15. Though, it was argued that PW-12 Tahsildar has not obtained the certificate from the Medical Officer regarding condition of the deceased, that itself is not sufficient to discard the dying declaration (Ex. P-9). What is essential required is that the person who recorded the dying declaration must be satisfied that the deceased was in a fit state of mind. The certification by the doctor is essentially a rule of caution and, therefore, the voluntary and truthful nature of the declaration can be established otherwise. The evidence of doctor (PW-7) clearly shows that the deceased was in a sound state of mind while giving the statement before the Tahsildar (PW-12). In such circumstances, we are of the view that such a dying declaration has got due weight in the evidence. Further, as stated earlier, the doctor has explained that though the deceased Renuka sustained 100% burn injuries, she was in a position to talk. In such circumstances, her statement cannot be rejected on the ground that she sustained severe burn injuries. Normally, the person on the verge of death will not implicate somebody falsely. Even if we accept some contradiction in Ex. P-7 complaint, in the light of Ex. P-9 dying declaration coupled with the evidence of eye-witnesses, there is ample evidence on record to hold that the appellants ill-treated the deceased Renuka and subjected her to cruelty by giving both mental and physical torture and in furtherance of their common intention only to commit the murder of the deceased, poured kerosene and set fire on her who ultimately succumbed to the injuries on the same day in the District Hospital, Bagalkot. In our view, dying declaration (Ex. P-9) fully corroborates the evidence of Doctor and Tahsildar who recorded it.

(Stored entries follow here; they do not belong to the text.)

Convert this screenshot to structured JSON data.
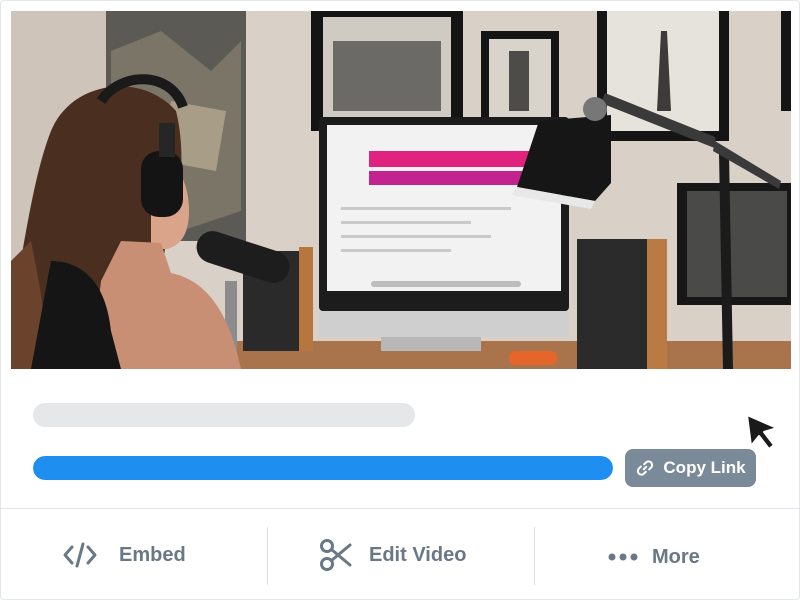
{
  "video": {
    "thumbnail_icon": "video-thumbnail",
    "progress_percent": 100
  },
  "toolbar": {
    "copy_link_label": "Copy Link",
    "copy_link_icon": "link-icon"
  },
  "actions": {
    "embed_label": "Embed",
    "embed_icon": "code-icon",
    "edit_label": "Edit Video",
    "edit_icon": "scissors-icon",
    "more_label": "More",
    "more_icon": "ellipsis-icon"
  },
  "colors": {
    "progress": "#1f8ef1",
    "button": "#7b8a98",
    "action_text": "#6a7886"
  }
}
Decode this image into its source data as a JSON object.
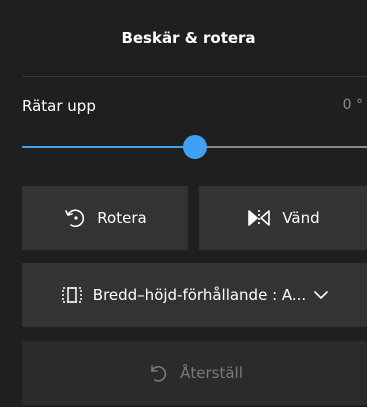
{
  "panel": {
    "title": "Beskär & rotera",
    "straighten": {
      "label": "Rätar upp",
      "value_text": "0 °",
      "level": 0.5
    },
    "rotate_label": "Rotera",
    "flip_label": "Vänd",
    "aspect_label": "Bredd–höjd-förhållande : A...",
    "reset_label": "Återställ"
  },
  "colors": {
    "accent": "#3ea1f2",
    "background": "#1f1f1f",
    "button": "#333333",
    "button_disabled": "#2b2b2b",
    "disabled_text": "#7a7a7a"
  },
  "icons": {
    "rotate": "rotate-icon",
    "flip": "flip-icon",
    "aspect": "aspect-ratio-icon",
    "chevron": "chevron-down-icon",
    "reset": "undo-icon"
  }
}
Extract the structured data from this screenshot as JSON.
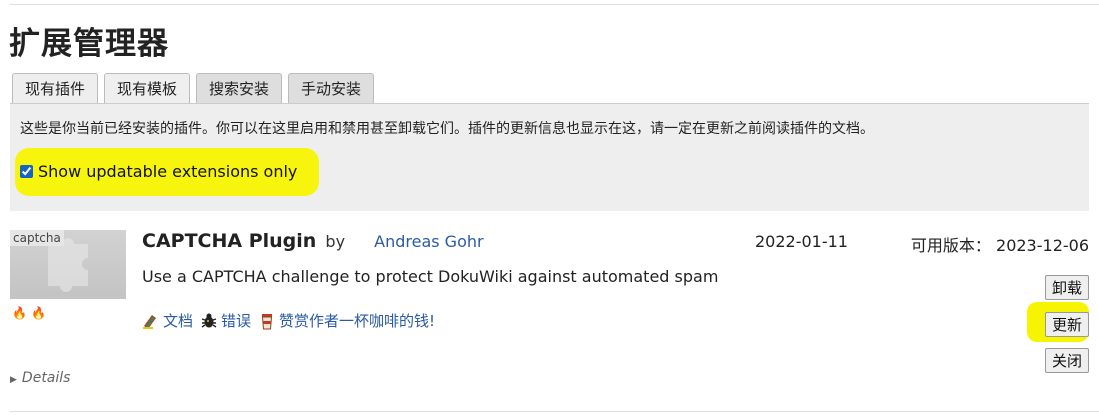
{
  "page": {
    "title": "扩展管理器"
  },
  "tabs": [
    {
      "label": "现有插件",
      "active": true
    },
    {
      "label": "现有模板",
      "active": false
    },
    {
      "label": "搜索安装",
      "active": false
    },
    {
      "label": "手动安装",
      "active": false
    }
  ],
  "panel": {
    "intro": "这些是你当前已经安装的插件。你可以在这里启用和禁用甚至卸载它们。插件的更新信息也显示在这，请一定在更新之前阅读插件的文档。",
    "filter_label": "Show updatable extensions only",
    "filter_checked": true,
    "highlight_color": "#f7f400"
  },
  "extension": {
    "screenshot_label": "captcha",
    "name": "CAPTCHA Plugin",
    "by": "by",
    "author": "Andreas Gohr",
    "installed_date": "2022-01-11",
    "available_label": "可用版本：",
    "available_date": "2023-12-06",
    "description": "Use a CAPTCHA challenge to protect DokuWiki against automated spam",
    "links": {
      "docs": "文档",
      "bugs": "错误",
      "donate": "赞赏作者一杯咖啡的钱!"
    },
    "buttons": {
      "uninstall": "卸载",
      "update": "更新",
      "disable": "关闭"
    },
    "details": "Details"
  }
}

16. The analysis of the prosecution witnesses, particularly, PW-3, PW-4, PW-10 elderly person of the village and PW-12 Taluk Executive Magistrate who recorded the dying declaration of Renuka clearly proves the involvement of appellants in the commission of offence as charged and they were rightly awarded sentence of life imprisonment. Though, it was pointed out that there were certain discrepancies, according to us, they all are minimal and it had not affected the case of the prosecution. As discussed earlier, in view of the oral evidence of PW-3, PW-4, PW-6, PW-7, PW-9, PW-10, PW-12 coupled with dying declaration Ex. P-9, we hold that the prosecution has fully established its case against the appellants and we are in entire agreement with the conclusion arrived by the High Court.
17. In the light of the above discussion, we do not find any merit in the appeal, consequently, the same is dismissed.